The two companies also hint at improved coverage – "Over the next few months, we'll continue to invest in building a state-of-the-art 4G network which will ensure even better coverage right across the country". Also, there's mention of increased broadband speeds: "Our combined capabilities mean we're equipped for the fastest possible rollout. This will create a super-fast network for all our customers providing even faster broadband speeds". It remains to be seen if this is all hot air, of course, and what, if anything, it will cost the customer.
Those O2 customers registered for Priority Tickets will still receive notifications and be able to acquire presale tickets for 3Arena, so it'll be interesting to see if this is rolled out across the Three customer base, or quietly retired. And O2 Money customers will see no changes to their accounts.
A changing market
What's clear from all this takeover talk is that the UK mobile market is unlikely to ever be the same again. This won't be the last buyout or merger, and we can expect more BT/EE-style couplings too, perhaps involving Sky or Virgin Media – who would both love to be able to join the quad-play party – if credit ratings outfit Standard & Poor's is to be believed. They expect to see additional 'fixed-mobile' combinations in the mould of BT-EE, as companies look to add revenue and synchronise costs.
International Business Times' Edmund Shing reckons any merger action could involve Vodafone next, with AT&T, China Mobile, Softbank Mobile (formally Vodafone Japan) and US mobile operator Sprint all likely suitors.

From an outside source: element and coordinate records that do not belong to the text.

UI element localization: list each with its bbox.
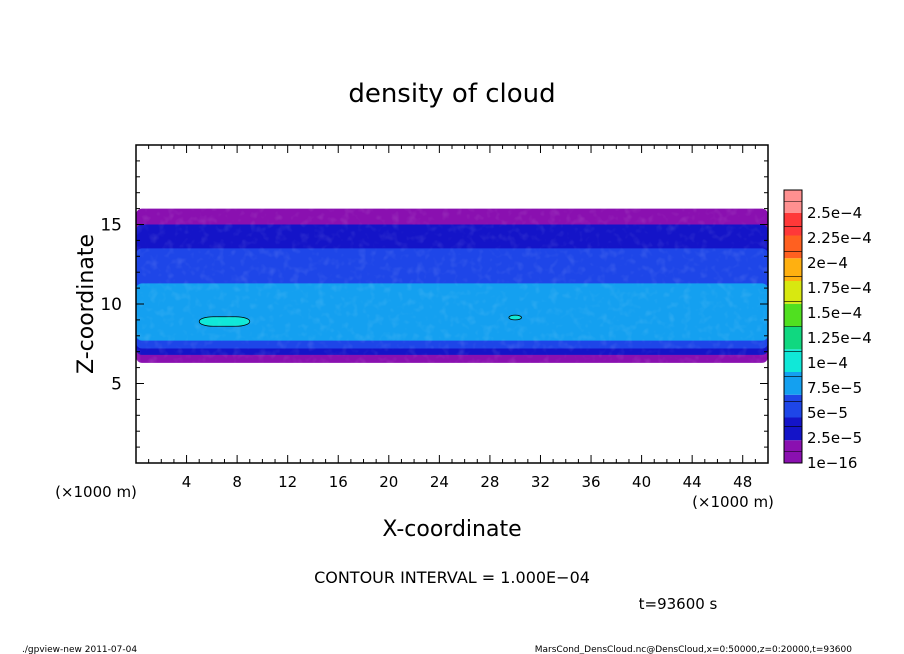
colorbar-swatch xyxy=(784,212,802,236)
colorbar-label: 1.5e−4 xyxy=(807,304,862,322)
y-tick-label: 10 xyxy=(100,295,122,315)
colorbar-label: 1.75e−4 xyxy=(807,279,872,297)
colorbar-label: 2.5e−4 xyxy=(807,204,862,222)
colorbar-label: 1e−4 xyxy=(807,354,848,372)
x-tick-label: 12 xyxy=(278,473,297,491)
colorbar-label: 1.25e−4 xyxy=(807,329,872,347)
field-texture xyxy=(136,200,768,370)
x-tick-label: 16 xyxy=(329,473,348,491)
colorbar-swatch xyxy=(784,417,802,441)
colorbar: 1e−16 2.5e−5 5e−5 7.5e−5 1e−4 1.25e−4 1.5e−4 1.… xyxy=(783,189,872,472)
time-label: t=93600 s xyxy=(639,595,718,613)
x-tick-label: 20 xyxy=(379,473,398,491)
x-tick-label: 24 xyxy=(430,473,449,491)
colorbar-label: 5e−5 xyxy=(807,404,848,422)
colorbar-label: 7.5e−5 xyxy=(807,379,862,397)
colorbar-label: 1e−16 xyxy=(807,454,857,472)
colorbar-swatch xyxy=(784,258,802,281)
colorbar-swatch xyxy=(784,372,802,395)
colorbar-label: 2.25e−4 xyxy=(807,229,872,247)
chart-title: density of cloud xyxy=(348,79,555,109)
footer-left: ./gpview-new 2011-07-04 xyxy=(22,645,137,654)
x-tick-label: 4 xyxy=(182,473,192,491)
colorbar-label: 2e−4 xyxy=(807,254,848,272)
y-axis-unit: (×1000 m) xyxy=(55,483,137,501)
contour-interval: CONTOUR INTERVAL = 1.000E−04 xyxy=(314,568,590,587)
x-tick-label: 40 xyxy=(632,473,651,491)
colorbar-swatch xyxy=(784,281,802,304)
y-axis: 5 10 15 xyxy=(100,160,768,448)
footer-right: MarsCond_DensCloud.nc@DensCloud,x=0:5000… xyxy=(535,645,852,654)
colorbar-swatch xyxy=(784,235,802,259)
x-tick-label: 8 xyxy=(232,473,242,491)
x-tick-label: 48 xyxy=(733,473,752,491)
y-axis-label: Z-coordinate xyxy=(74,234,99,374)
colorbar-swatch xyxy=(784,303,802,327)
colorbar-swatch xyxy=(784,326,802,350)
colorbar-label: 2.5e−5 xyxy=(807,429,862,447)
x-axis: 4 8 12 16 20 24 28 32 36 40 44 48 xyxy=(148,145,756,491)
x-axis-unit: (×1000 m) xyxy=(692,493,774,511)
x-tick-label: 28 xyxy=(480,473,499,491)
x-tick-label: 36 xyxy=(581,473,600,491)
y-tick-label: 5 xyxy=(111,375,122,395)
colorbar-swatch xyxy=(784,349,802,372)
x-tick-label: 44 xyxy=(683,473,702,491)
colorbar-swatch xyxy=(784,394,802,418)
x-tick-label: 32 xyxy=(531,473,550,491)
y-tick-label: 15 xyxy=(100,216,122,236)
x-axis-label: X-coordinate xyxy=(382,517,521,542)
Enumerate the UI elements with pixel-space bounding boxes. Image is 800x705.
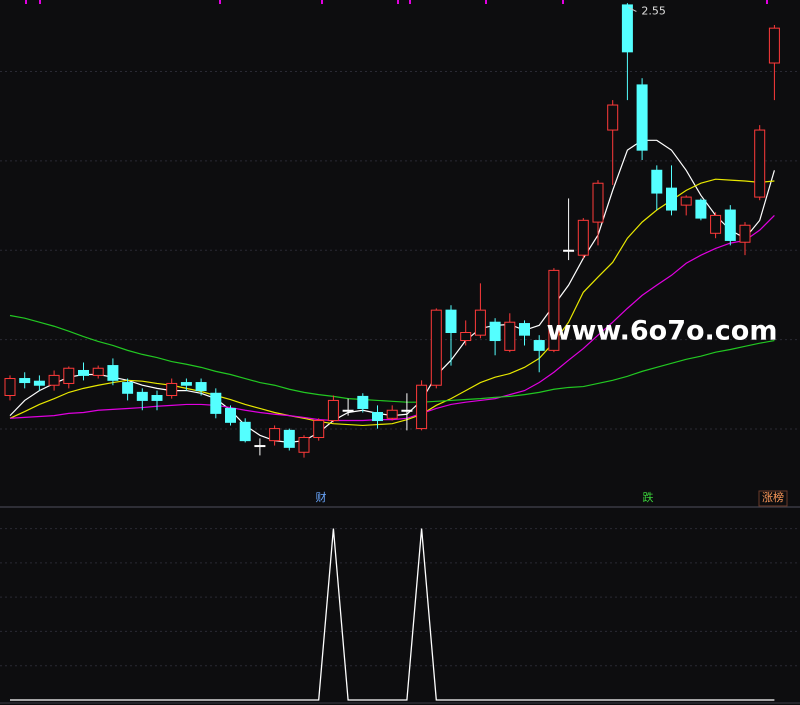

But Vodafone could also look to turn poacher, with Vodafone CEO Vittario Colao stating that he'd push Vodafone towards consumer broadband if BT moved into mobile.
Considering this statement was made days before it was confirmed that BT was in talks to buy O2, last autumn, and considering which company BT ultimately moved for, it shows what a fast moving industry the mobile market currently is.
Anything, it seems, is possible, and there are likely to be more 'twists and turns', as Sky pundits and Premier League managers like to say, before we have a crystal clear picture of where the market is heading – although it's a pretty good bet that we'll see higher prices before long, and I wouldn't rule out Sky getting involved somehow.